To address disparities and to share information that will help reduce gaps in health and food options, the Health Department has convened the Harlem Food and Fitness Consortium, an alliance of more than 40 community partners launched a neighborhood-wide campaign to provide advocacy for healthy policies.

"We won't let obesity and diabetes ravage Harlem any longer," said Mario Drummonds from the Northern Manhattan Perinatal Partnership. "Working together, the Harlem Food and Fitness Consortium will make Harlem an even better place to eat, play and live."

Key Findings from the Report

  • In East and Central Harlem, bodegas or corner stores are twice as common as on the Upper East Side (66% vs. 33% of surveyed food stores). Supermarkets, which offer more healthy food choices, are much more common on the Upper East Side.
  • Harlem bodegas are about half as likely as those on the Upper East Side to sell low-fat dairy products (milk, yogurt and cottage cheese).
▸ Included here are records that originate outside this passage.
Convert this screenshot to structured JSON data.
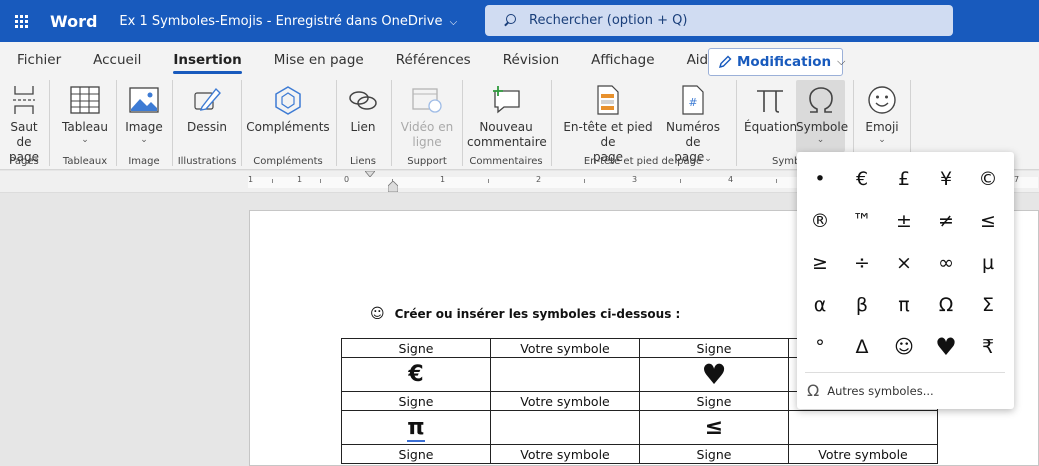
{
  "titlebar": {
    "app_name": "Word",
    "doc_title": "Ex 1 Symboles-Emojis",
    "save_status": "Enregistré dans OneDrive",
    "chevron": "⌵",
    "search_placeholder": "Rechercher (option + Q)"
  },
  "tabs": [
    "Fichier",
    "Accueil",
    "Insertion",
    "Mise en page",
    "Références",
    "Révision",
    "Affichage",
    "Aide"
  ],
  "active_tab": "Insertion",
  "mode_button": {
    "label": "Modification",
    "chevron": "⌵"
  },
  "ribbon": {
    "saut": {
      "label1": "Saut de",
      "label2": "page"
    },
    "tableau": {
      "label": "Tableau",
      "chevron": "⌄"
    },
    "image": {
      "label": "Image",
      "chevron": "⌄"
    },
    "dessin": {
      "label": "Dessin"
    },
    "complements": {
      "label": "Compléments"
    },
    "lien": {
      "label": "Lien"
    },
    "video": {
      "label1": "Vidéo en",
      "label2": "ligne"
    },
    "commentaire": {
      "label1": "Nouveau",
      "label2": "commentaire"
    },
    "entete": {
      "label1": "En-tête et pied de",
      "label2": "page"
    },
    "numeros": {
      "label1": "Numéros de",
      "label2": "page",
      "chevron": "⌄"
    },
    "equation": {
      "label": "Équation"
    },
    "symbole": {
      "label": "Symbole",
      "chevron": "⌄"
    },
    "emoji": {
      "label": "Emoji",
      "chevron": "⌄"
    },
    "groups": {
      "pages": "Pages",
      "tableaux": "Tableaux",
      "image": "Image",
      "illustrations": "Illustrations",
      "complements": "Compléments",
      "liens": "Liens",
      "support": "Support",
      "commentaires": "Commentaires",
      "entete": "En-tête et pied de page",
      "symboles": "Symb"
    }
  },
  "ruler": {
    "numbers": [
      "1",
      "1",
      "0",
      "1",
      "2",
      "3",
      "4",
      "7"
    ]
  },
  "document": {
    "heading_icon": "☺",
    "heading": "Créer ou insérer les symboles ci-dessous :",
    "header_row": [
      "Signe",
      "Votre symbole",
      "Signe",
      ""
    ],
    "header_row_last": [
      "Signe",
      "Votre symbole",
      "Signe",
      "Votre symbole"
    ],
    "row1": [
      "€",
      "",
      "♥",
      ""
    ],
    "row2": [
      "π",
      "",
      "≤",
      ""
    ]
  },
  "symbol_dropdown": {
    "symbols": [
      "•",
      "€",
      "£",
      "¥",
      "©",
      "®",
      "™",
      "±",
      "≠",
      "≤",
      "≥",
      "÷",
      "×",
      "∞",
      "µ",
      "α",
      "β",
      "π",
      "Ω",
      "Σ",
      "°",
      "Δ",
      "☺",
      "♥",
      "₹"
    ],
    "more_icon": "Ω",
    "more_label": "Autres symboles..."
  },
  "colors": {
    "accent": "#185abd",
    "ribbon_bg": "#f3f3f3",
    "canvas_bg": "#e6e6e6"
  }
}
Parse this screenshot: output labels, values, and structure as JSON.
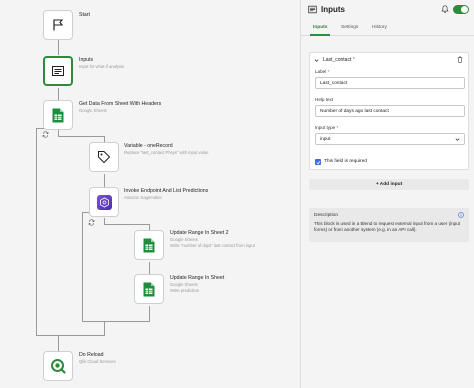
{
  "flow": {
    "nodes": [
      {
        "title": "Start",
        "sub": ""
      },
      {
        "title": "Inputs",
        "sub": "Input for what-if analysis"
      },
      {
        "title": "Get Data From Sheet With Headers",
        "sub": "Google Sheets"
      },
      {
        "title": "Variable - oneRecord",
        "sub": "Replace \"last_contact Phsys\" with input value"
      },
      {
        "title": "Invoke Endpoint And List Predictions",
        "sub": "Amazon Sagemaker"
      },
      {
        "title": "Update Range In Sheet 2",
        "sub": "Google Sheets",
        "sub2": "Write \"number of days\" last contact from input"
      },
      {
        "title": "Update Range In Sheet",
        "sub": "Google Sheets",
        "sub2": "Write prediction"
      },
      {
        "title": "Do Reload",
        "sub": "Qlik Cloud Services"
      }
    ]
  },
  "panel": {
    "title": "Inputs",
    "tabs": [
      "Inputs",
      "Settings",
      "History"
    ],
    "active_tab": "Inputs",
    "card": {
      "name": "Last_contact",
      "required_mark": "*",
      "label_caption": "Label",
      "label_value": "Last_contact",
      "help_caption": "Help text",
      "help_value": "Number of days ago last contact",
      "type_caption": "Input type",
      "type_value": "input",
      "required_caption": "This field is required"
    },
    "add_input_label": "+ Add input",
    "description": {
      "title": "Description",
      "text": "This block is used in a Blend to request external input from a user (input forms) or from another system (e.g. in an API call)."
    }
  },
  "colors": {
    "accent": "#2e8b3c",
    "checkbox": "#3b6fd6",
    "required": "#d04040"
  }
}
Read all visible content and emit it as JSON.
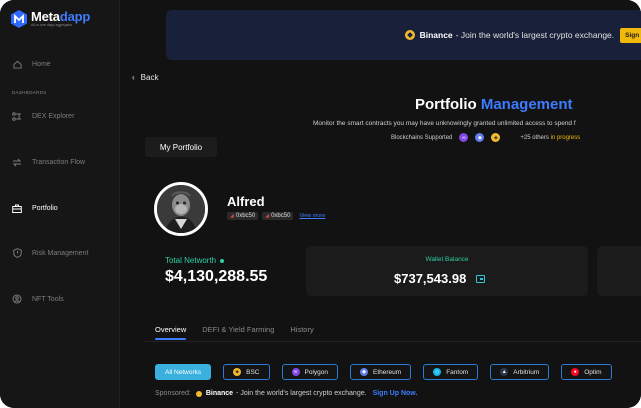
{
  "brand": {
    "name_prefix": "Meta",
    "name_suffix": "dapp",
    "tagline": "All-in-one dapp aggregator"
  },
  "sidebar": {
    "section_label": "DASHBOARDS",
    "items": [
      {
        "label": "Home",
        "icon": "home-icon"
      },
      {
        "label": "DEX Explorer",
        "icon": "dex-icon"
      },
      {
        "label": "Transaction Flow",
        "icon": "transfer-icon"
      },
      {
        "label": "Portfolio",
        "icon": "briefcase-icon",
        "active": true
      },
      {
        "label": "Risk Management",
        "icon": "shield-icon"
      },
      {
        "label": "NFT Tools",
        "icon": "nft-icon"
      }
    ]
  },
  "banner": {
    "brand": "Binance",
    "text": " - Join the world's largest crypto exchange.",
    "button": "Sign up"
  },
  "back_label": "Back",
  "page": {
    "title_white": "Portfolio",
    "title_blue": "Management",
    "subtitle": "Monitor the smart contracts you may have unknowingly granted  unlimited access to spend f",
    "chains_label": "Blockchains Supported",
    "others_prefix": "+25 others",
    "others_status": "in progress"
  },
  "my_portfolio_label": "My Portfolio",
  "profile": {
    "name": "Alfred",
    "addresses": [
      "0xbc50",
      "0xbc50"
    ],
    "view_more": "View more"
  },
  "stats": {
    "networth_label": "Total Networth",
    "networth_value": "$4,130,288.55",
    "wallet_label": "Wallet Balance",
    "wallet_value": "$737,543.98"
  },
  "tabs": [
    {
      "label": "Overview",
      "active": true
    },
    {
      "label": "DEFI & Yield Farming",
      "active": false
    },
    {
      "label": "History",
      "active": false
    }
  ],
  "networks": [
    {
      "label": "All Networks",
      "active": true,
      "icon": "",
      "color": "#3ab0df"
    },
    {
      "label": "BSC",
      "active": false,
      "icon": "bsc-icon",
      "color": "#f3ba2f"
    },
    {
      "label": "Polygon",
      "active": false,
      "icon": "polygon-icon",
      "color": "#8247e5"
    },
    {
      "label": "Ethereum",
      "active": false,
      "icon": "ethereum-icon",
      "color": "#627eea"
    },
    {
      "label": "Fantom",
      "active": false,
      "icon": "fantom-icon",
      "color": "#13b5ec"
    },
    {
      "label": "Arbitrium",
      "active": false,
      "icon": "arbitrum-icon",
      "color": "#2d374b"
    },
    {
      "label": "Optim",
      "active": false,
      "icon": "optimism-icon",
      "color": "#ff0420"
    }
  ],
  "sponsored": {
    "label": "Sponsored:",
    "brand": "Binance",
    "text": " - Join the world's largest crypto exchange.",
    "cta": "Sign Up Now."
  },
  "colors": {
    "accent_blue": "#3d7bff",
    "accent_green": "#2ecfa0",
    "binance_yellow": "#f0b90b"
  }
}
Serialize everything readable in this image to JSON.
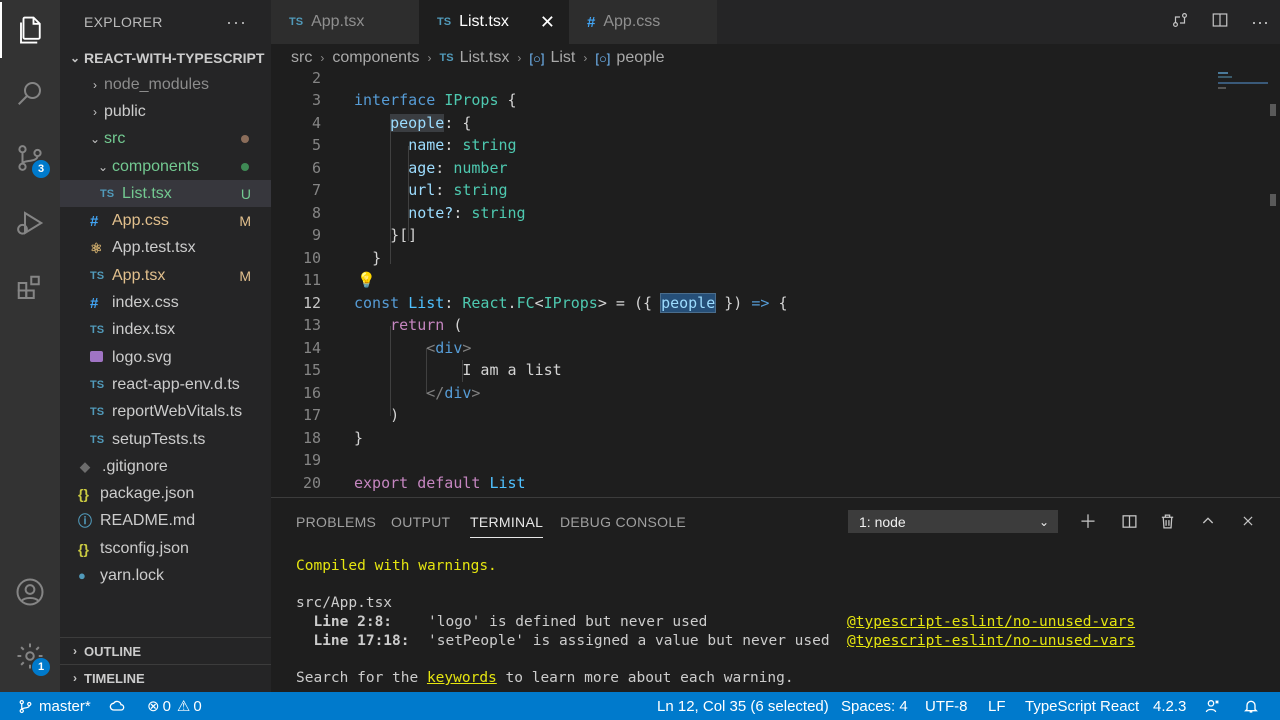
{
  "activity_bar": {
    "scm_badge": "3",
    "manage_badge": "1"
  },
  "explorer": {
    "title": "EXPLORER",
    "more": "···",
    "project": "REACT-WITH-TYPESCRIPT",
    "items": [
      {
        "label": "node_modules",
        "status": ""
      },
      {
        "label": "public",
        "status": ""
      },
      {
        "label": "src",
        "status": ""
      },
      {
        "label": "components",
        "status": ""
      },
      {
        "label": "List.tsx",
        "icon": "TS",
        "status": "U"
      },
      {
        "label": "App.css",
        "icon": "#",
        "status": "M"
      },
      {
        "label": "App.test.tsx",
        "status": ""
      },
      {
        "label": "App.tsx",
        "icon": "TS",
        "status": "M"
      },
      {
        "label": "index.css",
        "icon": "#",
        "status": ""
      },
      {
        "label": "index.tsx",
        "icon": "TS",
        "status": ""
      },
      {
        "label": "logo.svg",
        "status": ""
      },
      {
        "label": "react-app-env.d.ts",
        "icon": "TS",
        "status": ""
      },
      {
        "label": "reportWebVitals.ts",
        "icon": "TS",
        "status": ""
      },
      {
        "label": "setupTests.ts",
        "icon": "TS",
        "status": ""
      },
      {
        "label": ".gitignore",
        "status": ""
      },
      {
        "label": "package.json",
        "icon": "{}",
        "status": ""
      },
      {
        "label": "README.md",
        "status": ""
      },
      {
        "label": "tsconfig.json",
        "icon": "{}",
        "status": ""
      },
      {
        "label": "yarn.lock",
        "status": ""
      }
    ],
    "outline": "OUTLINE",
    "timeline": "TIMELINE"
  },
  "tabs": [
    {
      "icon": "TS",
      "label": "App.tsx"
    },
    {
      "icon": "TS",
      "label": "List.tsx",
      "close": "✕"
    },
    {
      "icon": "#",
      "label": "App.css"
    }
  ],
  "breadcrumb": {
    "parts": [
      "src",
      "components",
      "List.tsx",
      "List",
      "people"
    ],
    "file_icon": "TS"
  },
  "editor": {
    "line_numbers": [
      "2",
      "3",
      "4",
      "5",
      "6",
      "7",
      "8",
      "9",
      "10",
      "11",
      "12",
      "13",
      "14",
      "15",
      "16",
      "17",
      "18",
      "19",
      "20"
    ],
    "cursor_line": "12 ",
    "code": {
      "l3_kw": "interface",
      "l3_name": "IProps",
      "l3_rest": " {",
      "l4_prop": "people",
      "l4_rest": ": {",
      "l5_prop": "name",
      "l5_type": "string",
      "l6_prop": "age",
      "l6_type": "number",
      "l7_prop": "url",
      "l7_type": "string",
      "l8_prop": "note?",
      "l8_type": "string",
      "l9": "}[]",
      "l10": "}",
      "l12_const": "const",
      "l12_name": "List",
      "l12_react": "React",
      "l12_fc": "FC",
      "l12_iprops": "IProps",
      "l12_people": "people",
      "l12_arrow": "=>",
      "l13_return": "return",
      "l13_rest": " (",
      "l14_open": "<",
      "l14_tag": "div",
      "l14_close": ">",
      "l15": "I am a list",
      "l16_open": "</",
      "l16_tag": "div",
      "l16_close": ">",
      "l17": ")",
      "l18": "}",
      "l20_export": "export",
      "l20_default": "default",
      "l20_name": "List"
    }
  },
  "panel": {
    "tabs": [
      "PROBLEMS",
      "OUTPUT",
      "TERMINAL",
      "DEBUG CONSOLE"
    ],
    "terminal_select": "1: node",
    "terminal": {
      "compiled": "Compiled with warnings.",
      "file": "src/App.tsx",
      "w1_loc": "Line 2:8:",
      "w1_msg": "'logo' is defined but never used",
      "w1_rule": "@typescript-eslint/no-unused-vars",
      "w2_loc": "Line 17:18:",
      "w2_msg": "'setPeople' is assigned a value but never used",
      "w2_rule": "@typescript-eslint/no-unused-vars",
      "search_pre": "Search for the ",
      "search_kw": "keywords",
      "search_post": " to learn more about each warning."
    }
  },
  "statusbar": {
    "branch": "master*",
    "errors": "0",
    "warnings": "0",
    "position": "Ln 12, Col 35 (6 selected)",
    "spaces": "Spaces: 4",
    "encoding": "UTF-8",
    "eol": "LF",
    "language": "TypeScript React",
    "version": "4.2.3"
  },
  "colors": {
    "accent": "#007acc",
    "statusbar": "#007acc",
    "editor_bg": "#1e1e1e"
  }
}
Only 3% of corner stores in Harlem sell leafy green vegetables compared to 20% on the Upper East Side.
  • One in six restaurants (16%) in East and Central Harlem is a fast-food restaurant compared to 4% on the Upper East Side.

Foods that are high in vitamins and fiber, and low in fat and sodium, make it easier to achieve and maintain a healthy weight. Being overweight or obese increases the risk of diabetes, high blood pressure, high cholesterol, heart disease, cancer, and other conditions.

Promoting Healthy Eating and Physical Activity

Increasing access to healthy foods in low income communities is an important goal of the Bloomberg administration. As a member of the recently created Food Policy Taskforce, and in close collaboration with the Food Policy Coordinator, the Health Department partners with other agencies and organizations to increase access to food supports, increase the availability of healthy foods, provide opportunities for physical activity, and to improve the nutritional standards followed by City agencies. More specifically, the Health Department is:

  • Bringing physical activity curriculum, training and equipment to more than 600 teachers in approximately 200 schools, after-school programs, daycare centers and Head Start programs in East and Central Harlem.
  • Launching a Healthy Bodega campaign to increase availability of low-fat milk in neighborhood stores.
  • Working with greenmarkets and local hospitals to find new sites for farmers' markets.
  • Distributing "Health Bucks," redeemable at farmers' markets for fresh fruits and vegetables, to Harlem residents.
  • Co-sponsoring, with the Department of Parks and Recreation, a free family fitness program for residents of East and Central Harlem.